In a November 22 article in the San Francisco Daily Journal, Galvan noted:  “To the extent that what we’re seeing is a political tidal wave against public employee pensions, I think what the court did is erect a sea wall around existing retirees.”

Reuters reports that, “Ernest Galvan, an attorney for the retirees, said the decision should remove people like his clients from the debate over how to make up budget shortfalls. ‘This opinion sets up a seawall around people who have already retired,’ Galvan said.”

According to the Recorder, “The retirees’ lawyer, Rosen, Bien & Galvan partner Ernest Galvan, viewed the decision as a victory for his clients, who he said had planned their retirement based on the level of health benefits they had been promised. ‘The county’s whole theory of the case is gone,” Galvan said. “Now they have to face the facts.'”

Background

The California Supreme Court  had heard arguments on October 3, 2011  in Retired Employees Association of Orange County v. County of Orange — an appeal characterized by one observer as “one of the most important cases in years for public agencies.”  RBG’s Ernest Galvan argued on behalf of the retirees.

This closely-watched case is about whether a local government can take away retirement health benefits from former public employees who have already retired.  The people being harmed here are over 5,000 Orange County retirees and survivors.  Their average pension is $30,000 per year.  Their access to health care depends on being part of the overall pool of Orange County employees and retirees when rates are set. When they worked for the County, they paid extra for their own family’s health insurance in order to make sure that retiree rates stayed under control. The County’s benefits staff and the employees considered these pooled retiree health plan rates to be one of the benefits of working for Orange County.

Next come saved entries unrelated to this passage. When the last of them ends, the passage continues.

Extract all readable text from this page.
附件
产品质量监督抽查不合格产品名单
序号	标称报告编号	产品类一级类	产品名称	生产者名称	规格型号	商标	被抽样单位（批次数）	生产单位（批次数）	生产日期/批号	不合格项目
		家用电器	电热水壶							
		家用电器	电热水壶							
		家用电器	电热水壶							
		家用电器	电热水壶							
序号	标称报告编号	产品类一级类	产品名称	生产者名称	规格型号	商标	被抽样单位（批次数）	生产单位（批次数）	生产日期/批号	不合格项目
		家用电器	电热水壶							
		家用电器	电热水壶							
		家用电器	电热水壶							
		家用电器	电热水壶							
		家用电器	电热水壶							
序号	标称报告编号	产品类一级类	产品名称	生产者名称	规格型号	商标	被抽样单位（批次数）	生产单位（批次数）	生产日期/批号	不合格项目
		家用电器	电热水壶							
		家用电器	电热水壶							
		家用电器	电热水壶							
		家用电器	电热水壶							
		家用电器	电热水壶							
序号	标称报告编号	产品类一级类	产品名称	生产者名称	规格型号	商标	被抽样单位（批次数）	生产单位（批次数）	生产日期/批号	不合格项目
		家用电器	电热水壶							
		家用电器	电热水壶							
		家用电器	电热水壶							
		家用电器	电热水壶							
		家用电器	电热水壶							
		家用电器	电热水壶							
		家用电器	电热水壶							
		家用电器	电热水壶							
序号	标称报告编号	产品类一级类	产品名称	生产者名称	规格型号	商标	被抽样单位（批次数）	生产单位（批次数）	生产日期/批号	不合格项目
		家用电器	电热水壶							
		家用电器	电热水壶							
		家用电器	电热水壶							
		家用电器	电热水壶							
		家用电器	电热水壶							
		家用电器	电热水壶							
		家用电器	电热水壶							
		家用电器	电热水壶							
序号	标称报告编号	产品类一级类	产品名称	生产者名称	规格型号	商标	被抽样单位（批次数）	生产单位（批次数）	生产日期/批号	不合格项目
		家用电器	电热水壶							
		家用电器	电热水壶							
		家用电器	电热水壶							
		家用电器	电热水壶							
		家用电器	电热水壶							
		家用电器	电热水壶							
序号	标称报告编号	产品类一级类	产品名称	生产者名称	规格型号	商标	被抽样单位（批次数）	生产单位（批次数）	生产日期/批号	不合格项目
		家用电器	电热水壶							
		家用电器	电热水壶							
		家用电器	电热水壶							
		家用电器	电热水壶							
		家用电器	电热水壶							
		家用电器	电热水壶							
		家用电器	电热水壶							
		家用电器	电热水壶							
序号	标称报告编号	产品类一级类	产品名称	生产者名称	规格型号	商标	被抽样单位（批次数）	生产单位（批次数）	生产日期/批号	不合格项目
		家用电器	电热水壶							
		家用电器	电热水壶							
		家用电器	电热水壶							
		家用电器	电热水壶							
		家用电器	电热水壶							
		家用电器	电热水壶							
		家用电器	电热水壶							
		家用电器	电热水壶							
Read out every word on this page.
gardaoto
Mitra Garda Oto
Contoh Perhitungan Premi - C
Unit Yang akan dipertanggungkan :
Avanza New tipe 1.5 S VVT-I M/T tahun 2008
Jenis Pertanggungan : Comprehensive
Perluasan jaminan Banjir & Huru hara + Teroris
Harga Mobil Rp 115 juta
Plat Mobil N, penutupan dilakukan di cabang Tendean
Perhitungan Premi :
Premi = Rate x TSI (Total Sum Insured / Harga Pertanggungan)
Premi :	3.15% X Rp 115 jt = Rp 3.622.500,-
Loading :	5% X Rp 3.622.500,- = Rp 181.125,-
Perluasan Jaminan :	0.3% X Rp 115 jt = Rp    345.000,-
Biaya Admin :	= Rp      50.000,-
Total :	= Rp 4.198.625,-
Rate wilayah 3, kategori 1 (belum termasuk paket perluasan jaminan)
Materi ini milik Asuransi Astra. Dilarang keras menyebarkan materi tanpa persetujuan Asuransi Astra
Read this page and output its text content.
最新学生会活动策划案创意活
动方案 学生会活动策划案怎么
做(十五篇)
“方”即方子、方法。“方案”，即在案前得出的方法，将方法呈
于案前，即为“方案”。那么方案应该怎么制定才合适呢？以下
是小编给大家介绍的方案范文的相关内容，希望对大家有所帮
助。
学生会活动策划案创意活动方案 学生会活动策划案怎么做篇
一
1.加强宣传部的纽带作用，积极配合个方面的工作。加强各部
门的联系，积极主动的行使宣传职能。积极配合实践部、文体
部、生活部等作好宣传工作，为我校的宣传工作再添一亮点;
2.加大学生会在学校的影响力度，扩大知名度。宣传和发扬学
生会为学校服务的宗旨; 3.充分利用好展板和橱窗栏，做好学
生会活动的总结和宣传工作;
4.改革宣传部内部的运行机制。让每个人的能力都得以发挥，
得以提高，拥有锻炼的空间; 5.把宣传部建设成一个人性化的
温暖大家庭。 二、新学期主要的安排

In 2005, Orange County tried to change the rules that had been established for decades. They saw the chance to take raise millions of dollars by shifting higher health insurance premiums to existing retirees, thus freeing up money that they could offer in pay raises to the current employees.  The result is that current retirees have seen their premiums skyrocket.  In a few years, those premiums will consume their entire pensions.  Retirees in this case are not asking the county to pay their health insurance.  They pay their own premiums.  They are only asking that the County keep its promise that the retirees would pay premiums based on the entire County pool–not artificially inflated “retiree-only” premiums.

Commenting to a reporter after the argument, Galvan stated, “Our concern is that if the Supreme Court gives Orange County what it wants, it’s going to be open season on retirees.”

Governor Schwarzenegger’s Commission on Public Employee Pension Reform in 2007 singled out Orange County as unique in crossing the line between changing future benefits and taking benefits away from people who have already earned them: “Unlike many of the other agents profiled in this report, Orange County has addressed [retirement health benefits] by choosing to drastically change the structure of its retiree health plan to lower costs rather than to fund previous obligations.”

The Retired Employees Association of Orange County is challenging the County’s action in a federal lawsuit that was filed in Santa Ana in November 2007.  In July of last year the 9th Circuit held that the central state-law question in that case – whether retired employees have a contract right to receive this benefit – was unsettled, and asked the state Supreme Court to provide clarification.